Diffusion Models as Data Mining Tools
Ioannis Siglidis, Aleksander Holynski, Alexei A. Efros, Mathieu Aubry, Shiry Ginosar
TL;DR
The paper tackles scalable visual data mining by leveraging diffusion models trained for image synthesis. It finetunes conditional latent diffusion models on target datasets and defines a pixel-level typicality score to identify the most representative visual elements, then mines patches and clusters them with DIFT embeddings to summarize data. The authors demonstrate the approach on four diverse datasets (Cars, Faces, Geo, Places) and show its ability to translate visual elements across locations and localize pathologies in medical images without localization supervision. Finetuning is essential to mitigate base model biases and improve cross-label translation, yielding semantically meaningful clusters and scalable summaries. Overall, the work presents a general, scalable framework for extracting informative visual patterns from large, heterogeneous image collections using diffusion-model-based data mining.
Abstract
This paper demonstrates how to use generative models trained for image synthesis as tools for visual data mining. Our insight is that since contemporary generative models learn an accurate representation of their training data, we can use them to summarize the data by mining for visual patterns. Concretely, we show that after finetuning conditional diffusion models to synthesize images from a specific dataset, we can use these models to define a typicality measure on that dataset. This measure assesses how typical visual elements are for different data labels, such as geographic location, time stamps, semantic labels, or even the presence of a disease.
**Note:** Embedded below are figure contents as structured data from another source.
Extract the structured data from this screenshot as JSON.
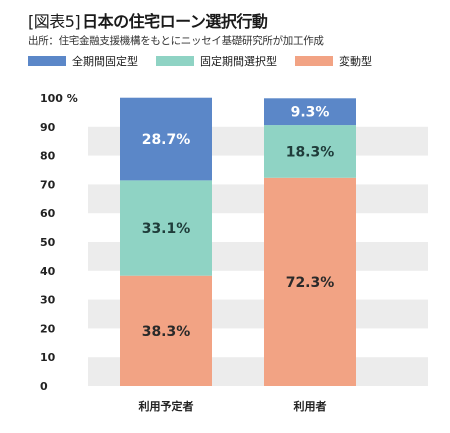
{
  "header": {
    "tag": "[図表5]",
    "title": "日本の住宅ローン選択行動",
    "source": "出所：住宅金融支援機構をもとにニッセイ基礎研究所が加工作成"
  },
  "colors": {
    "full_fixed": "#5b87c8",
    "fixed_period": "#8fd3c4",
    "variable": "#f2a384",
    "band": "#ececec"
  },
  "chart_data": {
    "type": "bar",
    "stacked": true,
    "categories": [
      "利用予定者",
      "利用者"
    ],
    "series": [
      {
        "name": "変動型",
        "values": [
          38.3,
          72.3
        ],
        "labels": [
          "38.3%",
          "72.3%"
        ]
      },
      {
        "name": "固定期間選択型",
        "values": [
          33.1,
          18.3
        ],
        "labels": [
          "33.1%",
          "18.3%"
        ]
      },
      {
        "name": "全期間固定型",
        "values": [
          28.7,
          9.3
        ],
        "labels": [
          "28.7%",
          "9.3%"
        ]
      }
    ],
    "legend_order": [
      "全期間固定型",
      "固定期間選択型",
      "変動型"
    ],
    "yticks": [
      "0",
      "10",
      "20",
      "30",
      "40",
      "50",
      "60",
      "70",
      "80",
      "90",
      "100 %"
    ],
    "ylim": [
      0,
      100
    ],
    "grid": "alternating horizontal bands",
    "legend_position": "top-left"
  }
}
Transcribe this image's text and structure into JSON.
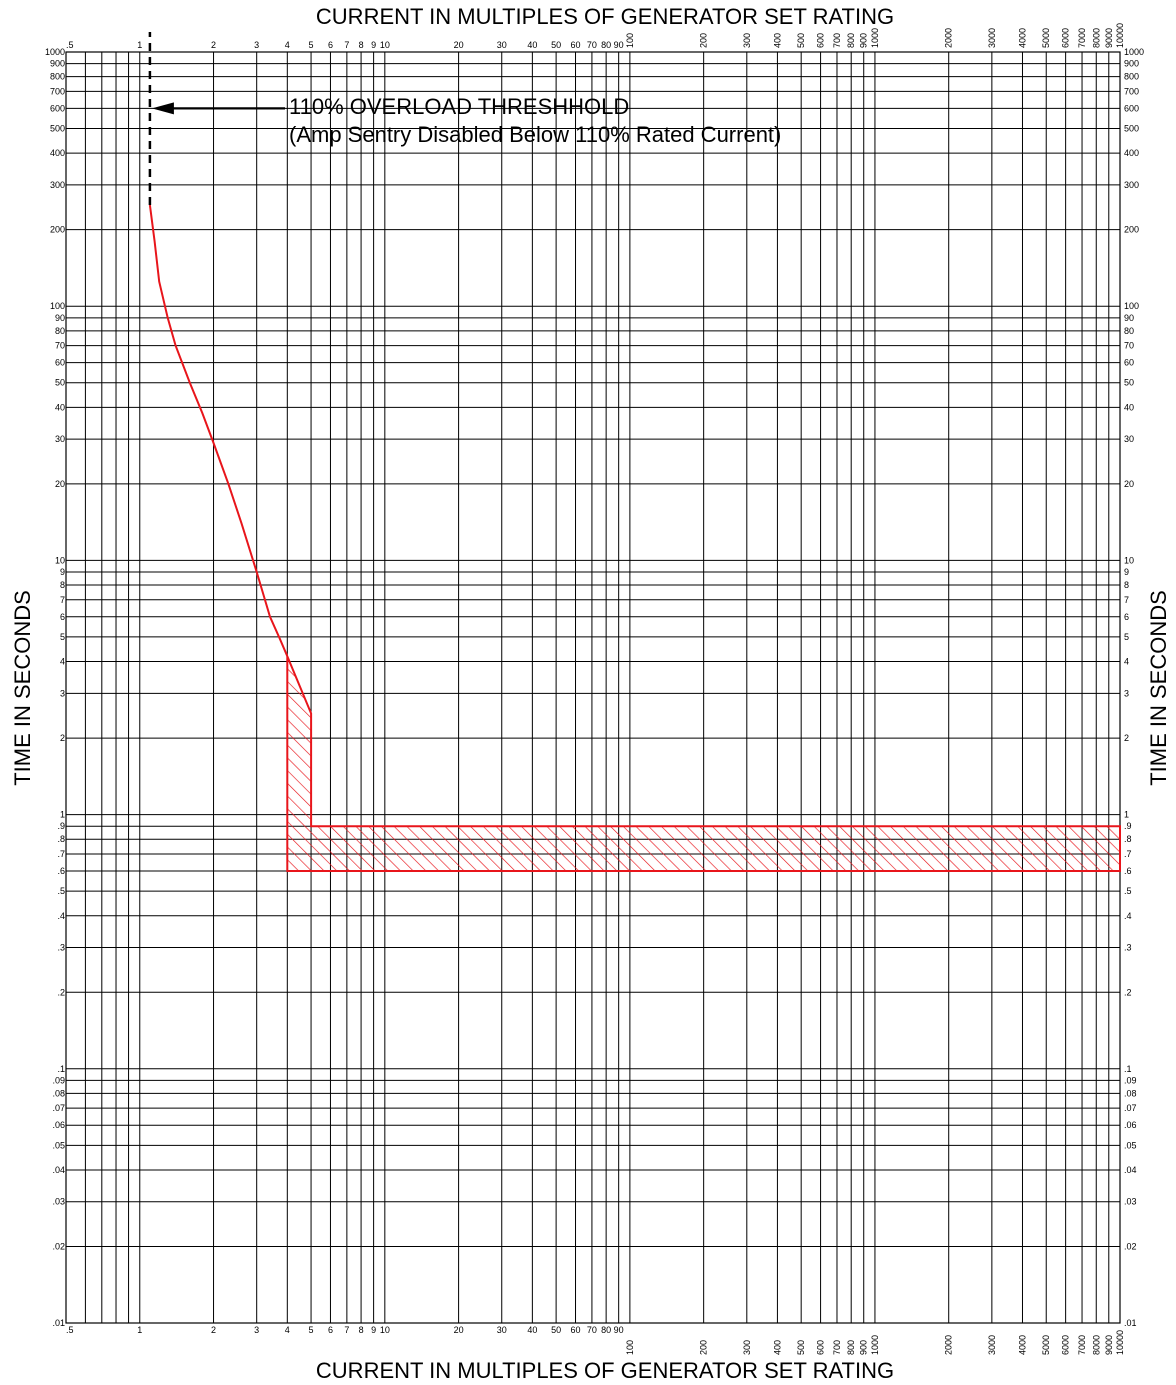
{
  "chart_data": {
    "type": "line",
    "title_top": "CURRENT IN MULTIPLES OF GENERATOR SET RATING",
    "title_bottom": "CURRENT IN MULTIPLES OF GENERATOR SET RATING",
    "ylabel_left": "TIME IN SECONDS",
    "ylabel_right": "TIME IN SECONDS",
    "x_scale": "log",
    "y_scale": "log",
    "xlim": [
      0.5,
      10000
    ],
    "ylim": [
      0.01,
      1000
    ],
    "grid": true,
    "x_tick_labels": [
      {
        "v": 0.5,
        "t": ".5"
      },
      {
        "v": 1,
        "t": "1"
      },
      {
        "v": 2,
        "t": "2"
      },
      {
        "v": 3,
        "t": "3"
      },
      {
        "v": 4,
        "t": "4"
      },
      {
        "v": 5,
        "t": "5"
      },
      {
        "v": 6,
        "t": "6"
      },
      {
        "v": 7,
        "t": "7"
      },
      {
        "v": 8,
        "t": "8"
      },
      {
        "v": 9,
        "t": "9"
      },
      {
        "v": 10,
        "t": "10"
      },
      {
        "v": 20,
        "t": "20"
      },
      {
        "v": 30,
        "t": "30"
      },
      {
        "v": 40,
        "t": "40"
      },
      {
        "v": 50,
        "t": "50"
      },
      {
        "v": 60,
        "t": "60"
      },
      {
        "v": 70,
        "t": "70"
      },
      {
        "v": 80,
        "t": "80"
      },
      {
        "v": 90,
        "t": "90"
      },
      {
        "v": 100,
        "t": "100"
      },
      {
        "v": 200,
        "t": "200"
      },
      {
        "v": 300,
        "t": "300"
      },
      {
        "v": 400,
        "t": "400"
      },
      {
        "v": 500,
        "t": "500"
      },
      {
        "v": 600,
        "t": "600"
      },
      {
        "v": 700,
        "t": "700"
      },
      {
        "v": 800,
        "t": "800"
      },
      {
        "v": 900,
        "t": "900"
      },
      {
        "v": 1000,
        "t": "1000"
      },
      {
        "v": 2000,
        "t": "2000"
      },
      {
        "v": 3000,
        "t": "3000"
      },
      {
        "v": 4000,
        "t": "4000"
      },
      {
        "v": 5000,
        "t": "5000"
      },
      {
        "v": 6000,
        "t": "6000"
      },
      {
        "v": 7000,
        "t": "7000"
      },
      {
        "v": 8000,
        "t": "8000"
      },
      {
        "v": 9000,
        "t": "9000"
      },
      {
        "v": 10000,
        "t": "10000"
      }
    ],
    "y_tick_labels": [
      {
        "v": 1000,
        "t": "1000"
      },
      {
        "v": 900,
        "t": "900"
      },
      {
        "v": 800,
        "t": "800"
      },
      {
        "v": 700,
        "t": "700"
      },
      {
        "v": 600,
        "t": "600"
      },
      {
        "v": 500,
        "t": "500"
      },
      {
        "v": 400,
        "t": "400"
      },
      {
        "v": 300,
        "t": "300"
      },
      {
        "v": 200,
        "t": "200"
      },
      {
        "v": 100,
        "t": "100"
      },
      {
        "v": 90,
        "t": "90"
      },
      {
        "v": 80,
        "t": "80"
      },
      {
        "v": 70,
        "t": "70"
      },
      {
        "v": 60,
        "t": "60"
      },
      {
        "v": 50,
        "t": "50"
      },
      {
        "v": 40,
        "t": "40"
      },
      {
        "v": 30,
        "t": "30"
      },
      {
        "v": 20,
        "t": "20"
      },
      {
        "v": 10,
        "t": "10"
      },
      {
        "v": 9,
        "t": "9"
      },
      {
        "v": 8,
        "t": "8"
      },
      {
        "v": 7,
        "t": "7"
      },
      {
        "v": 6,
        "t": "6"
      },
      {
        "v": 5,
        "t": "5"
      },
      {
        "v": 4,
        "t": "4"
      },
      {
        "v": 3,
        "t": "3"
      },
      {
        "v": 2,
        "t": "2"
      },
      {
        "v": 1,
        "t": "1"
      },
      {
        "v": 0.9,
        "t": ".9"
      },
      {
        "v": 0.8,
        "t": ".8"
      },
      {
        "v": 0.7,
        "t": ".7"
      },
      {
        "v": 0.6,
        "t": ".6"
      },
      {
        "v": 0.5,
        "t": ".5"
      },
      {
        "v": 0.4,
        "t": ".4"
      },
      {
        "v": 0.3,
        "t": ".3"
      },
      {
        "v": 0.2,
        "t": ".2"
      },
      {
        "v": 0.1,
        "t": ".1"
      },
      {
        "v": 0.09,
        "t": ".09"
      },
      {
        "v": 0.08,
        "t": ".08"
      },
      {
        "v": 0.07,
        "t": ".07"
      },
      {
        "v": 0.06,
        "t": ".06"
      },
      {
        "v": 0.05,
        "t": ".05"
      },
      {
        "v": 0.04,
        "t": ".04"
      },
      {
        "v": 0.03,
        "t": ".03"
      },
      {
        "v": 0.02,
        "t": ".02"
      },
      {
        "v": 0.01,
        "t": ".01"
      }
    ],
    "series": [
      {
        "type": "line",
        "color": "#e8151b",
        "points": [
          {
            "x": 1.1,
            "y": 250
          },
          {
            "x": 1.15,
            "y": 180
          },
          {
            "x": 1.2,
            "y": 125
          },
          {
            "x": 1.3,
            "y": 90
          },
          {
            "x": 1.4,
            "y": 70
          },
          {
            "x": 1.6,
            "y": 50
          },
          {
            "x": 1.8,
            "y": 38
          },
          {
            "x": 2.0,
            "y": 29
          },
          {
            "x": 2.3,
            "y": 20
          },
          {
            "x": 2.6,
            "y": 14
          },
          {
            "x": 3.0,
            "y": 9
          },
          {
            "x": 3.4,
            "y": 6
          },
          {
            "x": 3.7,
            "y": 5
          },
          {
            "x": 4.0,
            "y": 4.2
          }
        ]
      }
    ],
    "band": {
      "color": "#e8151b",
      "fill": "hatched",
      "polygon": [
        {
          "x": 4.0,
          "y": 4.2
        },
        {
          "x": 5.0,
          "y": 2.5
        },
        {
          "x": 5.0,
          "y": 0.9
        },
        {
          "x": 10000,
          "y": 0.9
        },
        {
          "x": 10000,
          "y": 0.6
        },
        {
          "x": 4.0,
          "y": 0.6
        }
      ]
    },
    "threshold": {
      "x": 1.1,
      "y_range": [
        250,
        1000
      ],
      "style": "dashed",
      "arrow_y": 600,
      "label_line1": "110% OVERLOAD THRESHHOLD",
      "label_line2": "(Amp Sentry Disabled Below 110% Rated Current)"
    }
  }
}
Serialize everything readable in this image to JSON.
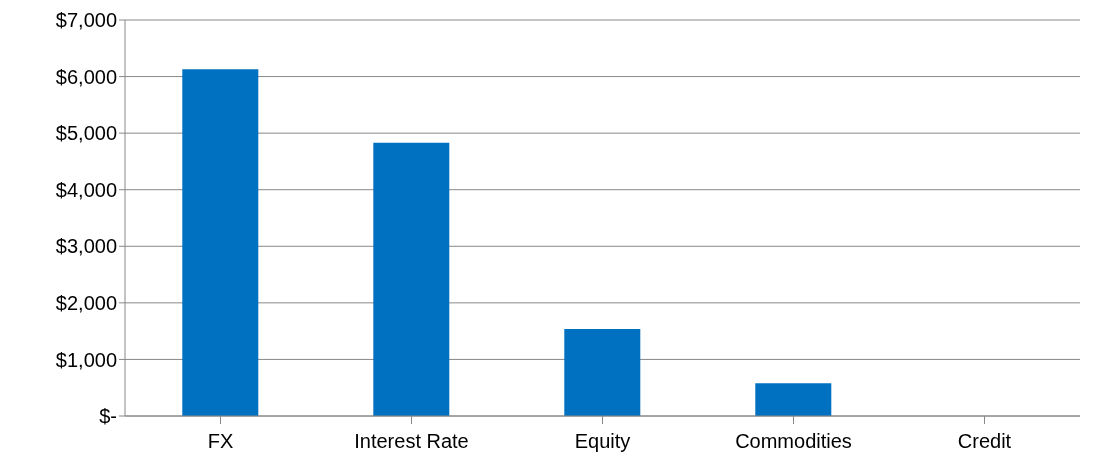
{
  "chart_data": {
    "type": "bar",
    "categories": [
      "FX",
      "Interest Rate",
      "Equity",
      "Commodities",
      "Credit"
    ],
    "values": [
      6130,
      4830,
      1540,
      580,
      0
    ],
    "color": "#0070c0",
    "ylim": [
      0,
      7000
    ],
    "yticks": [
      {
        "value": 0,
        "label": "$-"
      },
      {
        "value": 1000,
        "label": "$1,000"
      },
      {
        "value": 2000,
        "label": "$2,000"
      },
      {
        "value": 3000,
        "label": "$3,000"
      },
      {
        "value": 4000,
        "label": "$4,000"
      },
      {
        "value": 5000,
        "label": "$5,000"
      },
      {
        "value": 6000,
        "label": "$6,000"
      },
      {
        "value": 7000,
        "label": "$7,000"
      }
    ],
    "grid": "y",
    "legend": false
  }
}
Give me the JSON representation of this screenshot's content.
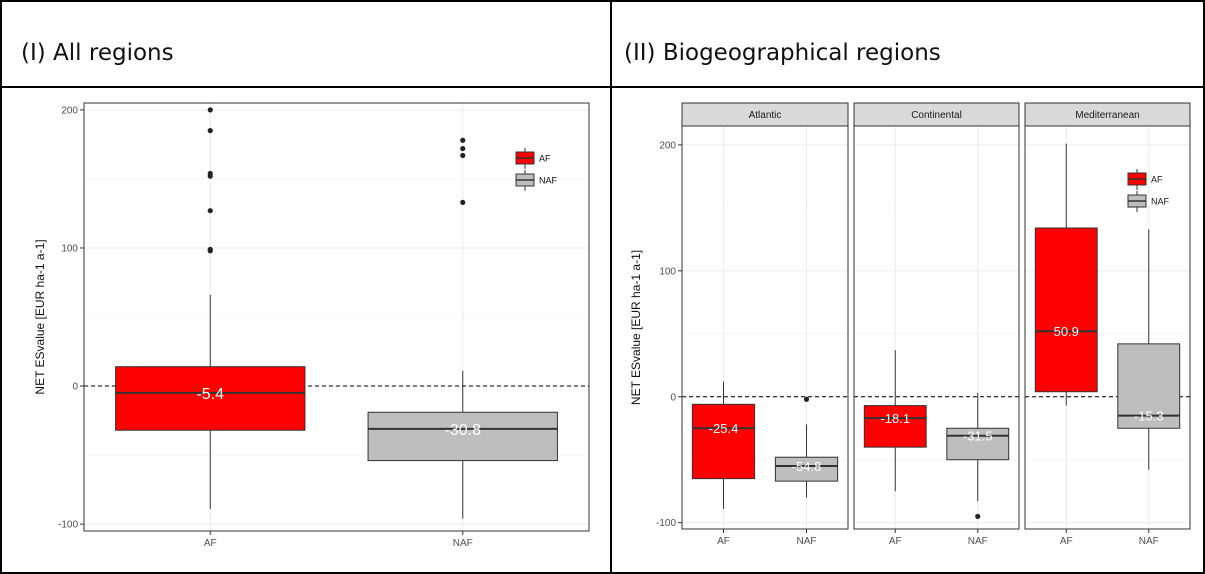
{
  "table": {
    "header_left": "(I) All regions",
    "header_right": "(II) Biogeographical regions"
  },
  "colors": {
    "AF": "#ff0000",
    "NAF": "#bebebe"
  },
  "chart_data": [
    {
      "type": "box",
      "title": "",
      "ylabel": "NET ESvalue [EUR ha-1 a-1]",
      "ylim": [
        -105,
        205
      ],
      "yticks": [
        -100,
        0,
        100,
        200
      ],
      "categories": [
        "AF",
        "NAF"
      ],
      "reference_line": 0,
      "legend": {
        "entries": [
          "AF",
          "NAF"
        ],
        "position": "top-right"
      },
      "panels": [
        {
          "strip": "",
          "boxes": [
            {
              "category": "AF",
              "label": "-5.4",
              "q1": -32,
              "median": -5,
              "q3": 14,
              "whisker_low": -89,
              "whisker_high": 66,
              "outliers": [
                98,
                99,
                127,
                152,
                154,
                185,
                200
              ]
            },
            {
              "category": "NAF",
              "label": "-30.8",
              "q1": -54,
              "median": -31,
              "q3": -19,
              "whisker_low": -96,
              "whisker_high": 11,
              "outliers": [
                133,
                167,
                172,
                178
              ]
            }
          ]
        }
      ]
    },
    {
      "type": "box",
      "title": "",
      "ylabel": "NET ESvalue [EUR ha-1 a-1]",
      "ylim": [
        -105,
        215
      ],
      "yticks": [
        -100,
        0,
        100,
        200
      ],
      "categories": [
        "AF",
        "NAF"
      ],
      "reference_line": 0,
      "legend": {
        "entries": [
          "AF",
          "NAF"
        ],
        "position": "top-right"
      },
      "panels": [
        {
          "strip": "Atlantic",
          "boxes": [
            {
              "category": "AF",
              "label": "-25.4",
              "q1": -65,
              "median": -25,
              "q3": -6,
              "whisker_low": -89,
              "whisker_high": 12,
              "outliers": []
            },
            {
              "category": "NAF",
              "label": "-54.8",
              "q1": -67,
              "median": -55,
              "q3": -48,
              "whisker_low": -80,
              "whisker_high": -22,
              "outliers": [
                -2
              ]
            }
          ]
        },
        {
          "strip": "Continental",
          "boxes": [
            {
              "category": "AF",
              "label": "-18.1",
              "q1": -40,
              "median": -17,
              "q3": -7,
              "whisker_low": -75,
              "whisker_high": 37,
              "outliers": []
            },
            {
              "category": "NAF",
              "label": "-31.5",
              "q1": -50,
              "median": -31,
              "q3": -25,
              "whisker_low": -83,
              "whisker_high": 3,
              "outliers": [
                -95
              ]
            }
          ]
        },
        {
          "strip": "Mediterranean",
          "boxes": [
            {
              "category": "AF",
              "label": "50.9",
              "q1": 4,
              "median": 52,
              "q3": 134,
              "whisker_low": -7,
              "whisker_high": 201,
              "outliers": []
            },
            {
              "category": "NAF",
              "label": "-15.3",
              "q1": -25,
              "median": -15,
              "q3": 42,
              "whisker_low": -58,
              "whisker_high": 133,
              "outliers": []
            }
          ]
        }
      ]
    }
  ]
}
This analysis-by-synthesis approach to data mining has two key advantages. First, it scales much better than traditional correspondence-based approaches since it does not require explicitly comparing all pairs of visual elements. Second, while most previous works on visual data mining focus on a single dataset, our approach works on diverse datasets in terms of content and scale, including a historical car dataset, a historical face dataset, a large worldwide street-view dataset, and an even larger scene dataset. Furthermore, our approach allows for translating visual elements across class labels and analyzing consistent changes.